An employee starts the signature request after publishing the document. Do not publish a document just in case: every extra paper in the client portal is a question from the client and lost team time.
Working with Requests on the Team Side
- Reply in the chat of the specific request, not in the general channel — this keeps the history tied to the request.
- Do not ask the client to duplicate data that is already in the request form. If something is missing, ask for the specific field or file.
- Keep the request status up to date: for the client, the status is the main source of understanding what is happening.
- If a request is waiting for client actions, make sure the status and the last message make it clear which ones.
Channel Links
If the policy allows it, the client can link Telegram or a widget and receive updates outside the portal. The Channel links section shows which connections are active.
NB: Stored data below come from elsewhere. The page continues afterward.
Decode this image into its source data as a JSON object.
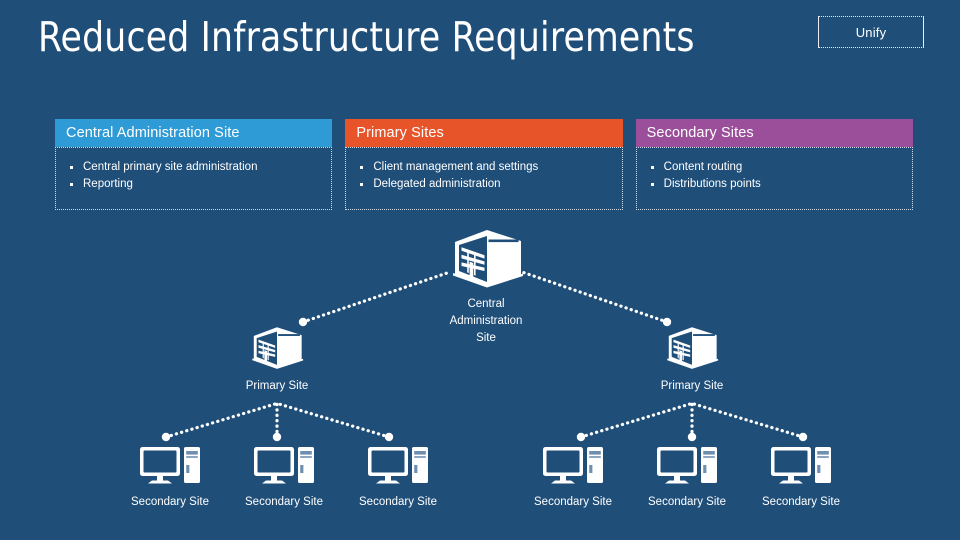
{
  "slide": {
    "background_color": "#1F4E79",
    "title": "Reduced Infrastructure Requirements"
  },
  "stamp": {
    "label": "Unify"
  },
  "cards": [
    {
      "header": "Central Administration Site",
      "header_color": "#2E9BD6",
      "bullets": [
        "Central primary site administration",
        "Reporting"
      ]
    },
    {
      "header": "Primary Sites",
      "header_color": "#E8542A",
      "bullets": [
        "Client management and settings",
        "Delegated administration"
      ]
    },
    {
      "header": "Secondary Sites",
      "header_color": "#9B4F9B",
      "bullets": [
        "Content routing",
        "Distributions points"
      ]
    }
  ],
  "diagram": {
    "connector_color": "#ffffff",
    "central": {
      "label": "Central\nAdministration\nSite",
      "icon": "datacenter-building-icon"
    },
    "primary_sites": [
      {
        "label": "Primary Site",
        "icon": "datacenter-building-icon"
      },
      {
        "label": "Primary Site",
        "icon": "datacenter-building-icon"
      }
    ],
    "secondary_sites": [
      {
        "label": "Secondary Site",
        "icon": "desktop-computer-icon"
      },
      {
        "label": "Secondary Site",
        "icon": "desktop-computer-icon"
      },
      {
        "label": "Secondary Site",
        "icon": "desktop-computer-icon"
      },
      {
        "label": "Secondary Site",
        "icon": "desktop-computer-icon"
      },
      {
        "label": "Secondary Site",
        "icon": "desktop-computer-icon"
      },
      {
        "label": "Secondary Site",
        "icon": "desktop-computer-icon"
      }
    ]
  }
}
Revoke the links when the responsible person changes on the client's side and when the collaboration ends.
Diagnostics
If the client sees something extra or cannot see what they need, do not work around the problem by manually forwarding files and links. Open Diagnostics, check the specific link, and walk the chain: user — contact — companies — effective policy — object visibility. Almost every access problem is explained by one of these links in the chain.
Ending the Collaboration
- Disable or revoke the client's link.
- Revoke active invitations.
- Revoke the Telegram and widget links.
- Check that unfinished requests are closed or handed over.
Checklist Before Granting Access
- The client's contact and company in CRM are up to date and not duplicated.
- The link points to the correct user, contact, and companies.
- The default company is selected correctly.
- The effective policy is checked: pipelines, requests, chats, calls, documents.
- The invitation is created for the correct contact and delivered through a trusted channel.
- After the client's first login, the access is checked one more time.
Common Mistakes
- Access granted by eye, without checking the effective policy. An individual company or contact setting does not show the result — check the effective policy specifically.
- One account for several people on the client's side. Create a separate user for each person: otherwise it is impossible to tell who wrote and signed what.
- Forwarding old invitations. An activation link is access. Revoke expired and unneeded invitations.
- Broad access to avoid configuring twice. Extra pipelines and chats will sooner or later show the client someone else's context.
- Forgotten links after the project ends. Make it a rule to review active links when closing a collaboration.